🤖 AI Summary
This work uncovers a novel privacy risk induced by machine unlearning in the dual-view setting (original model + unlearned model): while protecting the requested-forget samples, it significantly exacerbates membership inference attacks (MIAs) against retained training data. We propose the Dual-View Inference Attack (DVIA), the first attack paradigm that theoretically formalizes this threat from an information-theoretic perspective—defining “privacy knowledge gain” to quantify the amplification of privacy leakage under joint querying. DVIA requires no auxiliary attack model training and operates in a black-box, lightweight, and cross-architecture manner. Extensive experiments across multiple datasets and model architectures demonstrate that DVIA boosts MIA accuracy by up to 32.7%, revealing that machine unlearning may inadvertently weaken—rather than strengthen—the overall privacy protection of training data.
📝 Abstract
Machine unlearning is a newly popularized technique for removing specific training data from a trained model, enabling it to comply with data deletion requests. While it protects the rights of users requesting unlearning, it also introduces new privacy risks.
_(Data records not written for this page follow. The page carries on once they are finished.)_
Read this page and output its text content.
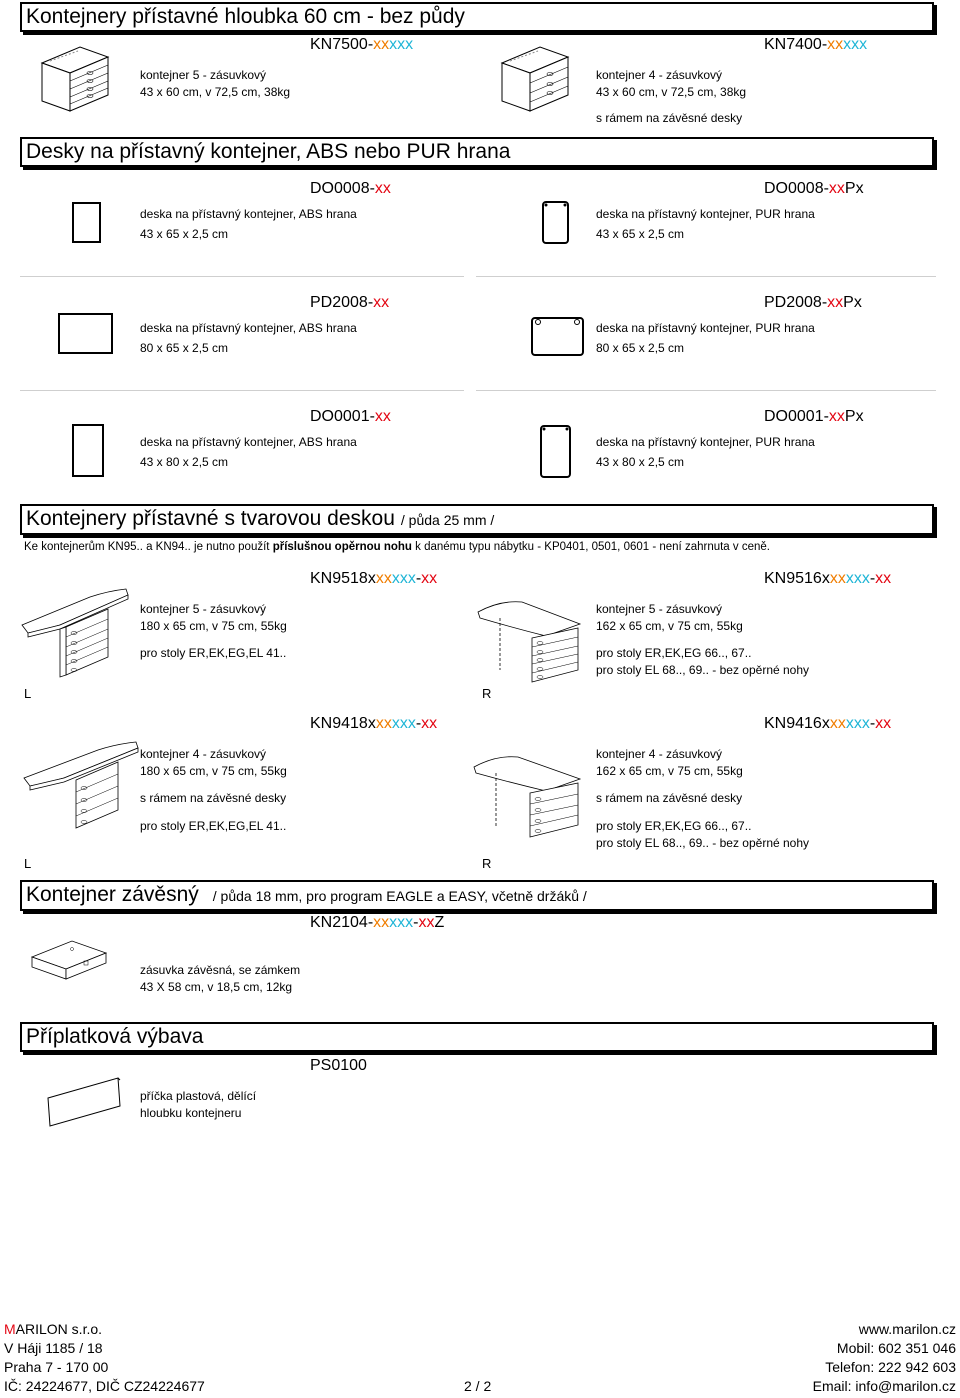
Kontejnery přístavné hloubka 60 cm - bez půdy
KN7500-xxxxx	KN7400-xxxxx
kontejner 5 - zásuvkový
43 x 60 cm, v 72,5 cm, 38kg
kontejner 4 - zásuvkový
43 x 60 cm, v 72,5 cm, 38kg
s rámem na závěsné desky
Desky na přístavný kontejner, ABS nebo PUR hrana
DO0008-xx	DO0008-xxPx
deska na přístavný kontejner, ABS hrana
43 x 65 x 2,5 cm
deska na přístavný kontejner, PUR hrana
43 x 65 x 2,5 cm
PD2008-xx	PD2008-xxPx
deska na přístavný kontejner, ABS hrana
80 x 65 x 2,5 cm
deska na přístavný kontejner, PUR hrana
80 x 65 x 2,5 cm
DO0001-xx	DO0001-xxPx
deska na přístavný kontejner, ABS hrana
43 x 80 x 2,5 cm
deska na přístavný kontejner, PUR hrana
43 x 80 x 2,5 cm
Kontejnery přístavné s tvarovou deskou / půda 25 mm /
Ke kontejnerům KN95.. a KN94.. je nutno použít příslušnou opěrnou nohu k danému typu nábytku - KP0401, 0501, 0601 - není zahrnuta v ceně.
KN9518xxxxxx-xx	KN9516xxxxxx-xx
kontejner 5 - zásuvkový
180 x 65 cm, v 75 cm, 55kg
pro stoly ER,EK,EG,EL 41..
L
kontejner 5 - zásuvkový
162 x 65 cm, v 75 cm, 55kg
pro stoly ER,EK,EG 66.., 67..
pro stoly EL 68.., 69.. - bez opěrné nohy
R
KN9418xxxxxx-xx	KN9416xxxxxx-xx
kontejner 4 - zásuvkový
180 x 65 cm, v 75 cm, 55kg
s rámem na závěsné desky
pro stoly ER,EK,EG,EL 41..
L
kontejner 4 - zásuvkový
162 x 65 cm, v 75 cm, 55kg
s rámem na závěsné desky
pro stoly ER,EK,EG 66.., 67..
pro stoly EL 68.., 69.. - bez opěrné nohy
R
Kontejner závěsný / půda 18 mm, pro program EAGLE a EASY, včetně držáků /
KN2104-xxxxx-xxZ
zásuvka závěsná, se zámkem
43 X 58 cm, v 18,5 cm, 12kg
Příplatková výbava
PS0100
příčka plastová, dělící
hloubku kontejneru
MARILON s.r.o.
V Háji 1185 / 18
Praha 7 - 170 00
IČ: 24224677, DIČ CZ24224677	2 / 2
www.marilon.cz
Mobil: 602 351 046
Telefon: 222 942 603
Email: info@marilon.cz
Prior works have primarily focused on the privacy of data that has been unlearned, while the risks to retained data remain largely unexplored. To address this gap, we focus on the privacy risks of retained data and, for the first time, reveal the vulnerabilities introduced by machine unlearning under the dual-view setting, where an adversary can query both the original and the unlearned models. From an information-theoretic perspective, we introduce the concept of {privacy knowledge gain} and demonstrate that the dual-view setting allows adversaries to obtain more information than querying either model alone, thereby amplifying privacy leakage. To effectively demonstrate this threat, we propose DVIA, a Dual-View Inference Attack, which extracts membership information on retained data using black-box queries to both models. DVIA eliminates the need to train an attack model and employs a lightweight likelihood ratio inference module for efficient inference. Experiments across different datasets and model architectures validate the effectiveness of DVIA and highlight the privacy risks inherent in the dual-view setting.